The present production seemed typical of Richard Jones in that its striking overall conception – that of a setting which took in aspects of a zoo, hotel and casino, all of them appropriate in context – too often failed to answer those questions it posed. Much of this failing stems from the generalised nature of the staging – taking in an array of styles and fashions from the fading decadence of the period around the opera’s initial completion to the shallow glamour of the post-war era, resulting in a mêlée of competing images that arguably get in the way of the music and certainly rode roughshod over matters of character development. This, in turn, placed at a further remove an opera requiring continual dramatic focus if its musical component is not to become undifferentiated, even diffuse.
It might, of course, be argued that character development per se is at a premium in an opera whose protagonists tend to be as non-empathetic as they are inconsequential. That said, Roberto Saccà does strive gainfully to make Alexey – around whom the whole tawdry scenario more or less revolves – a figure of substance, belatedly seizing the initiative such that the dilettante anarchist of the first three-quarters becomes a hustler who trounces his social superiors at their own game; albeit at the cost of whatever personal integrity he has left.
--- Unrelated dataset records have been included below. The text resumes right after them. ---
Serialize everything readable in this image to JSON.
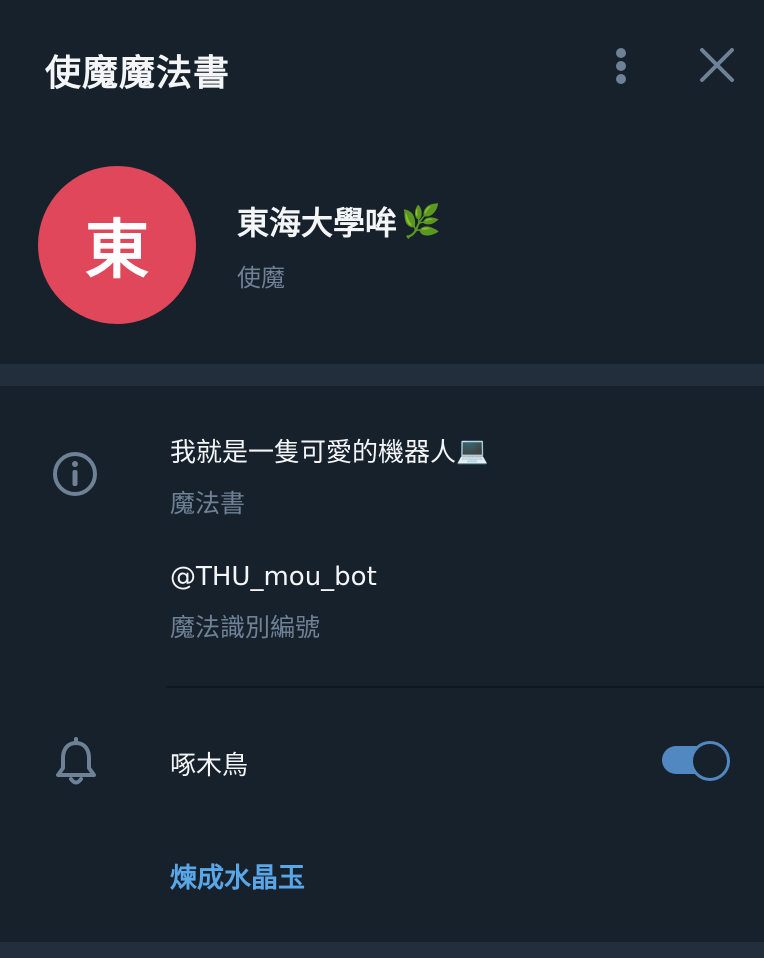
{
  "header": {
    "title": "使魔魔法書",
    "menu_icon": "more-vertical-icon",
    "close_icon": "close-icon"
  },
  "profile": {
    "avatar_letter": "東",
    "avatar_color": "#e0475a",
    "name": "東海大學哞",
    "name_emoji": "🌿",
    "role": "使魔"
  },
  "info": {
    "bio": "我就是一隻可愛的機器人",
    "bio_emoji": "💻",
    "bio_label": "魔法書",
    "username": "@THU_mou_bot",
    "username_label": "魔法識別編號"
  },
  "notifications": {
    "label": "啄木鳥",
    "enabled": true,
    "accent_color": "#5288c1"
  },
  "action": {
    "label": "煉成水晶玉",
    "color": "#5aa7e8"
  }
}
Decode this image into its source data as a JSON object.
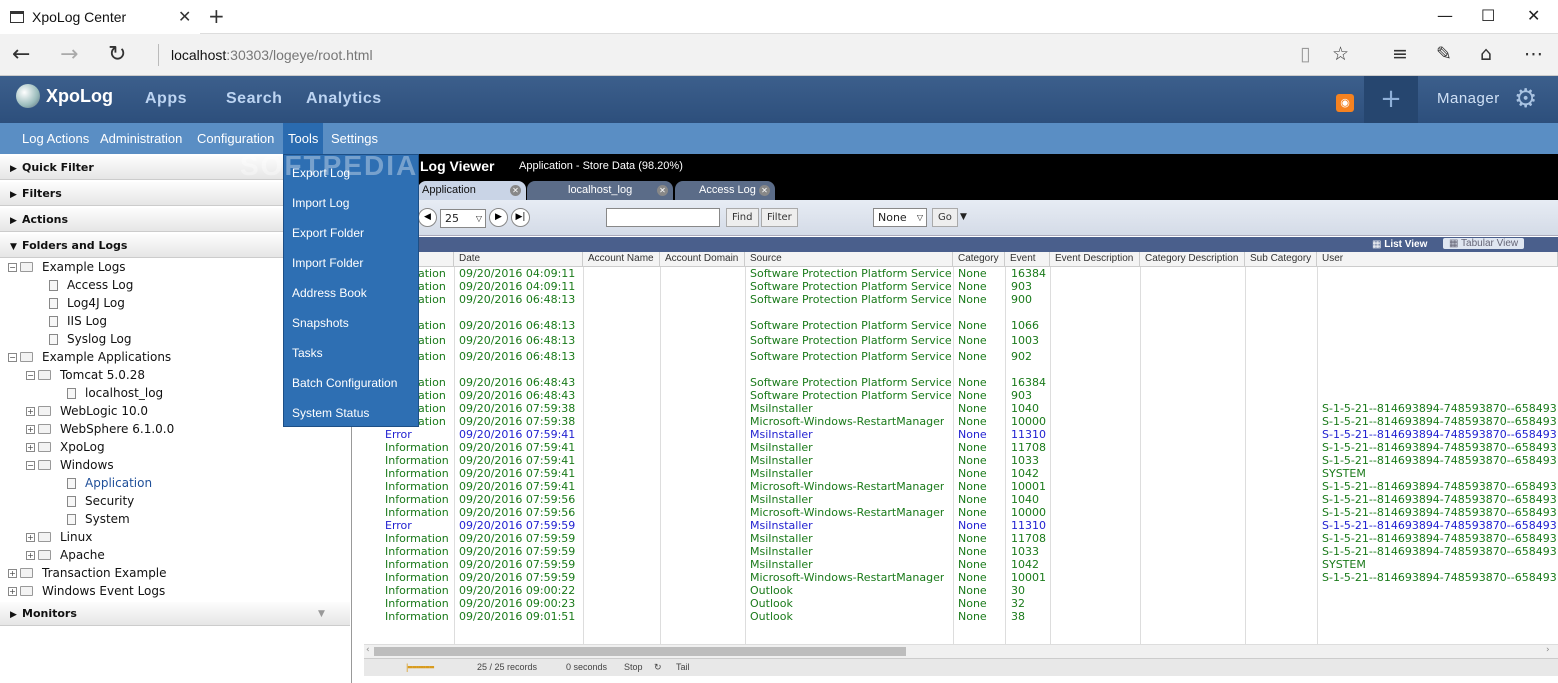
{
  "browser": {
    "tab_title": "XpoLog Center",
    "url_host": "localhost",
    "url_rest": ":30303/logeye/root.html"
  },
  "app": {
    "logo": "XpoLog",
    "nav": [
      "Apps",
      "Search",
      "Analytics"
    ],
    "manager": "Manager"
  },
  "menubar": {
    "items": [
      "Log Actions",
      "Administration",
      "Configuration",
      "Tools",
      "Settings"
    ]
  },
  "tools_menu": {
    "items": [
      "Export Log",
      "Import Log",
      "Export Folder",
      "Import Folder",
      "Address Book",
      "Snapshots",
      "Tasks",
      "Batch Configuration",
      "System Status"
    ]
  },
  "left_panel": {
    "sections": [
      "Quick Filter",
      "Filters",
      "Actions",
      "Folders and Logs",
      "Monitors"
    ],
    "tree": [
      {
        "label": "Example Logs",
        "level": 0,
        "type": "folder",
        "expanded": true
      },
      {
        "label": "Access Log",
        "level": 1,
        "type": "log"
      },
      {
        "label": "Log4J Log",
        "level": 1,
        "type": "log"
      },
      {
        "label": "IIS Log",
        "level": 1,
        "type": "log"
      },
      {
        "label": "Syslog Log",
        "level": 1,
        "type": "log"
      },
      {
        "label": "Example Applications",
        "level": 0,
        "type": "folder",
        "expanded": true
      },
      {
        "label": "Tomcat 5.0.28",
        "level": 1,
        "type": "folder",
        "expanded": true
      },
      {
        "label": "localhost_log",
        "level": 2,
        "type": "log"
      },
      {
        "label": "WebLogic 10.0",
        "level": 1,
        "type": "folder",
        "expanded": false
      },
      {
        "label": "WebSphere 6.1.0.0",
        "level": 1,
        "type": "folder",
        "expanded": false
      },
      {
        "label": "XpoLog",
        "level": 1,
        "type": "folder",
        "expanded": false
      },
      {
        "label": "Windows",
        "level": 1,
        "type": "folder",
        "expanded": true
      },
      {
        "label": "Application",
        "level": 2,
        "type": "log",
        "selected": true
      },
      {
        "label": "Security",
        "level": 2,
        "type": "log"
      },
      {
        "label": "System",
        "level": 2,
        "type": "log"
      },
      {
        "label": "Linux",
        "level": 1,
        "type": "folder",
        "expanded": false
      },
      {
        "label": "Apache",
        "level": 1,
        "type": "folder",
        "expanded": false
      },
      {
        "label": "Transaction Example",
        "level": 0,
        "type": "folder",
        "expanded": false
      },
      {
        "label": "Windows Event Logs",
        "level": 0,
        "type": "folder",
        "expanded": false
      }
    ]
  },
  "viewer": {
    "title": "Log Viewer",
    "subtitle": "Application  - Store Data (98.20%)",
    "tabs": [
      "Application",
      "localhost_log",
      "Access Log"
    ],
    "page_size": "25",
    "find_label": "Find",
    "filter_label": "Filter",
    "none_option": "None",
    "go_label": "Go",
    "list_view": "List View",
    "tabular_view": "Tabular View",
    "columns": [
      "Date",
      "Account Name",
      "Account Domain",
      "Source",
      "Category",
      "Event",
      "Event Description",
      "Category Description",
      "Sub Category",
      "User"
    ],
    "rows": [
      {
        "type": "ation",
        "date": "09/20/2016 04:09:11",
        "source": "Software Protection Platform Service",
        "category": "None",
        "event": "16384",
        "user": "",
        "level": "info"
      },
      {
        "type": "ation",
        "date": "09/20/2016 04:09:11",
        "source": "Software Protection Platform Service",
        "category": "None",
        "event": "903",
        "user": "",
        "level": "info"
      },
      {
        "type": "ation",
        "date": "09/20/2016 06:48:13",
        "source": "Software Protection Platform Service",
        "category": "None",
        "event": "900",
        "user": "",
        "level": "info"
      },
      {
        "type": "ation",
        "date": "09/20/2016 06:48:13",
        "source": "Software Protection Platform Service",
        "category": "None",
        "event": "1066",
        "user": "",
        "level": "info"
      },
      {
        "type": "ation",
        "date": "09/20/2016 06:48:13",
        "source": "Software Protection Platform Service",
        "category": "None",
        "event": "1003",
        "user": "",
        "level": "info"
      },
      {
        "type": "ation",
        "date": "09/20/2016 06:48:13",
        "source": "Software Protection Platform Service",
        "category": "None",
        "event": "902",
        "user": "",
        "level": "info"
      },
      {
        "type": "ation",
        "date": "09/20/2016 06:48:43",
        "source": "Software Protection Platform Service",
        "category": "None",
        "event": "16384",
        "user": "",
        "level": "info"
      },
      {
        "type": "ation",
        "date": "09/20/2016 06:48:43",
        "source": "Software Protection Platform Service",
        "category": "None",
        "event": "903",
        "user": "",
        "level": "info"
      },
      {
        "type": "ation",
        "date": "09/20/2016 07:59:38",
        "source": "MsiInstaller",
        "category": "None",
        "event": "1040",
        "user": "S-1-5-21--814693894-748593870--658493",
        "level": "info"
      },
      {
        "type": "ation",
        "date": "09/20/2016 07:59:38",
        "source": "Microsoft-Windows-RestartManager",
        "category": "None",
        "event": "10000",
        "user": "S-1-5-21--814693894-748593870--658493",
        "level": "info"
      },
      {
        "type": "Error",
        "date": "09/20/2016 07:59:41",
        "source": "MsiInstaller",
        "category": "None",
        "event": "11310",
        "user": "S-1-5-21--814693894-748593870--658493",
        "level": "error"
      },
      {
        "type": "Information",
        "date": "09/20/2016 07:59:41",
        "source": "MsiInstaller",
        "category": "None",
        "event": "11708",
        "user": "S-1-5-21--814693894-748593870--658493",
        "level": "info"
      },
      {
        "type": "Information",
        "date": "09/20/2016 07:59:41",
        "source": "MsiInstaller",
        "category": "None",
        "event": "1033",
        "user": "S-1-5-21--814693894-748593870--658493",
        "level": "info"
      },
      {
        "type": "Information",
        "date": "09/20/2016 07:59:41",
        "source": "MsiInstaller",
        "category": "None",
        "event": "1042",
        "user": "SYSTEM",
        "level": "info"
      },
      {
        "type": "Information",
        "date": "09/20/2016 07:59:41",
        "source": "Microsoft-Windows-RestartManager",
        "category": "None",
        "event": "10001",
        "user": "S-1-5-21--814693894-748593870--658493",
        "level": "info"
      },
      {
        "type": "Information",
        "date": "09/20/2016 07:59:56",
        "source": "MsiInstaller",
        "category": "None",
        "event": "1040",
        "user": "S-1-5-21--814693894-748593870--658493",
        "level": "info"
      },
      {
        "type": "Information",
        "date": "09/20/2016 07:59:56",
        "source": "Microsoft-Windows-RestartManager",
        "category": "None",
        "event": "10000",
        "user": "S-1-5-21--814693894-748593870--658493",
        "level": "info"
      },
      {
        "type": "Error",
        "date": "09/20/2016 07:59:59",
        "source": "MsiInstaller",
        "category": "None",
        "event": "11310",
        "user": "S-1-5-21--814693894-748593870--658493",
        "level": "error"
      },
      {
        "type": "Information",
        "date": "09/20/2016 07:59:59",
        "source": "MsiInstaller",
        "category": "None",
        "event": "11708",
        "user": "S-1-5-21--814693894-748593870--658493",
        "level": "info"
      },
      {
        "type": "Information",
        "date": "09/20/2016 07:59:59",
        "source": "MsiInstaller",
        "category": "None",
        "event": "1033",
        "user": "S-1-5-21--814693894-748593870--658493",
        "level": "info"
      },
      {
        "type": "Information",
        "date": "09/20/2016 07:59:59",
        "source": "MsiInstaller",
        "category": "None",
        "event": "1042",
        "user": "SYSTEM",
        "level": "info"
      },
      {
        "type": "Information",
        "date": "09/20/2016 07:59:59",
        "source": "Microsoft-Windows-RestartManager",
        "category": "None",
        "event": "10001",
        "user": "S-1-5-21--814693894-748593870--658493",
        "level": "info"
      },
      {
        "type": "Information",
        "date": "09/20/2016 09:00:22",
        "source": "Outlook",
        "category": "None",
        "event": "30",
        "user": "",
        "level": "info"
      },
      {
        "type": "Information",
        "date": "09/20/2016 09:00:23",
        "source": "Outlook",
        "category": "None",
        "event": "32",
        "user": "",
        "level": "info"
      },
      {
        "type": "Information",
        "date": "09/20/2016 09:01:51",
        "source": "Outlook",
        "category": "None",
        "event": "38",
        "user": "",
        "level": "info"
      }
    ],
    "status": {
      "records": "25 / 25 records",
      "time": "0 seconds",
      "stop": "Stop",
      "tail": "Tail"
    }
  },
  "colors": {
    "info": "#1a7a1a",
    "error": "#1f1fd0",
    "header": "#2d4f7c",
    "menubar": "#5a8ec4",
    "dropdown": "#2e6fb3"
  },
  "watermark": "SOFTPEDIA"
}
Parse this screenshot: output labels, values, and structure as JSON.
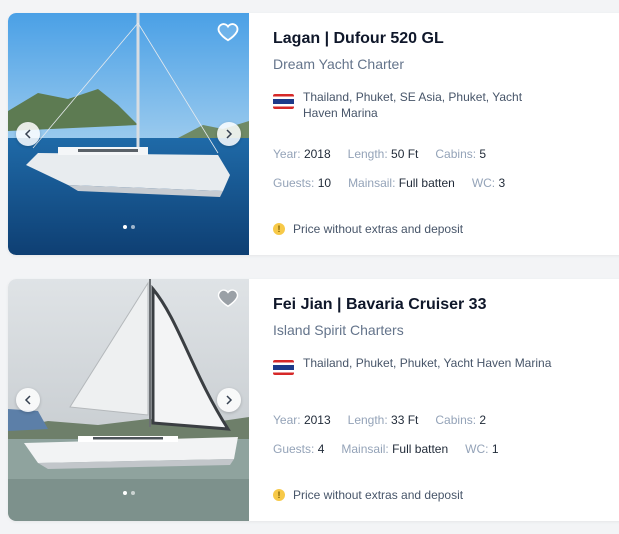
{
  "listings": [
    {
      "title": "Lagan | Dufour 520 GL",
      "company": "Dream Yacht Charter",
      "location": "Thailand, Phuket, SE Asia, Phuket, Yacht Haven Marina",
      "specs_row1": [
        {
          "label": "Year:",
          "value": "2018"
        },
        {
          "label": "Length:",
          "value": "50 Ft"
        },
        {
          "label": "Cabins:",
          "value": "5"
        }
      ],
      "specs_row2": [
        {
          "label": "Guests:",
          "value": "10"
        },
        {
          "label": "Mainsail:",
          "value": "Full batten"
        },
        {
          "label": "WC:",
          "value": "3"
        }
      ],
      "price_note": "Price without extras and deposit",
      "favorite_icon": "heart-outline-icon",
      "slide_count": 2,
      "active_slide": 1
    },
    {
      "title": "Fei Jian | Bavaria Cruiser 33",
      "company": "Island Spirit Charters",
      "location": "Thailand, Phuket, Phuket, Yacht Haven Marina",
      "specs_row1": [
        {
          "label": "Year:",
          "value": "2013"
        },
        {
          "label": "Length:",
          "value": "33 Ft"
        },
        {
          "label": "Cabins:",
          "value": "2"
        }
      ],
      "specs_row2": [
        {
          "label": "Guests:",
          "value": "4"
        },
        {
          "label": "Mainsail:",
          "value": "Full batten"
        },
        {
          "label": "WC:",
          "value": "1"
        }
      ],
      "price_note": "Price without extras and deposit",
      "favorite_icon": "heart-filled-icon",
      "slide_count": 2,
      "active_slide": 1
    }
  ],
  "colors": {
    "price_info_dot": "#f7c948",
    "flag_red": "#d62828",
    "flag_blue": "#1d3a8a"
  }
}
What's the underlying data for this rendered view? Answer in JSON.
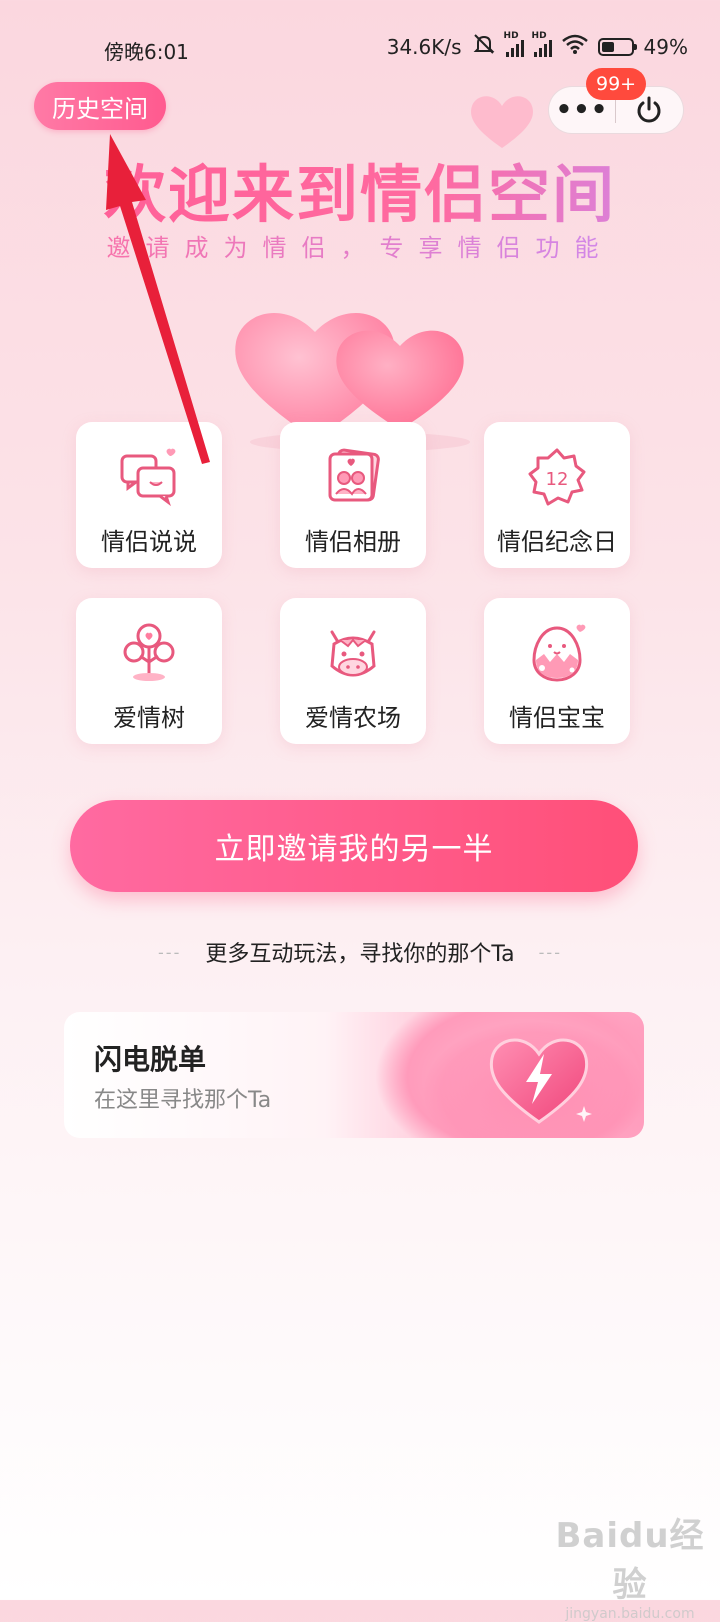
{
  "status_bar": {
    "time": "傍晚6:01",
    "speed": "34.6K/s",
    "hd1": "HD",
    "hd2": "HD",
    "battery": "49%"
  },
  "header": {
    "history_label": "历史空间",
    "badge": "99+",
    "more_label": "•••"
  },
  "hero": {
    "title": "欢迎来到情侣空间",
    "subtitle": "邀请成为情侣，专享情侣功能"
  },
  "features": [
    {
      "label": "情侣说说",
      "icon": "chat-bubbles-icon"
    },
    {
      "label": "情侣相册",
      "icon": "photo-album-icon"
    },
    {
      "label": "情侣纪念日",
      "icon": "calendar-badge-icon"
    },
    {
      "label": "爱情树",
      "icon": "love-tree-icon"
    },
    {
      "label": "爱情农场",
      "icon": "cow-icon"
    },
    {
      "label": "情侣宝宝",
      "icon": "egg-baby-icon"
    }
  ],
  "anniversary_number": "12",
  "cta_label": "立即邀请我的另一半",
  "more_play": {
    "text": "更多互动玩法，寻找你的那个Ta",
    "dash": "---"
  },
  "banner": {
    "title": "闪电脱单",
    "subtitle": "在这里寻找那个Ta"
  },
  "watermark": {
    "logo": "Baidu经验",
    "url": "jingyan.baidu.com"
  },
  "colors": {
    "accent": "#ff5a8f",
    "badge": "#ff4a3d",
    "annotation": "#e8203a"
  }
}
That he spends much of the time in the grip of an infatuation with Paulina might have been more believable had Angela Denoke matched her technical security with emotional allure – without which, she conveys little more than a functional sexuality.
No such uniformity could be levelled at John Tomlinson – his portrayal of the General is as overbearing as it is hollow, with a stage-stealing descent into madness that brought the ‘Boris’ antecedents of his role into judicious perspective. Equally fine was Susan Bickley as Babulenka – whose death everyone is anticipating and whose sudden emergence is a true theatrical masterstroke; while her scene with Paulina, after she has lost everything on the roulette table, evinced pathos absent elsewhere. Kurt Streit lacked vocal presence as the Marquis, neither as obsequious nor ominous as his appearances require, with Julia Adamonyté likewise anonymous as Blanche, but Jeremy White and Emma Bernard gave trenchant cameos as the Baron and his wife, while Mark Stone turned in a stylish Mr Astley.
The Royal Opera Chorus acquitted itself capably in crowd scenes that might have been afforded more presence in the production as a whole. Conducting with evident concern to align the music’s driving rhythmic ostinatos with its translucent harmonic richness, Antonio Pappano went much of the way to instilling into the opera that expressive identity the production often lacks – not least in the oddly matter-of-fact presentation of what should be the climactic roulette scene. Not even he could disguise that the first two acts should have been telescoped into one, or that the orchestra carries the emotional brunt of the final stages to a degree that the vocal writing conspicuously fails to do. If such failings are intractable, Jones and Pountney might still have made more of a difference.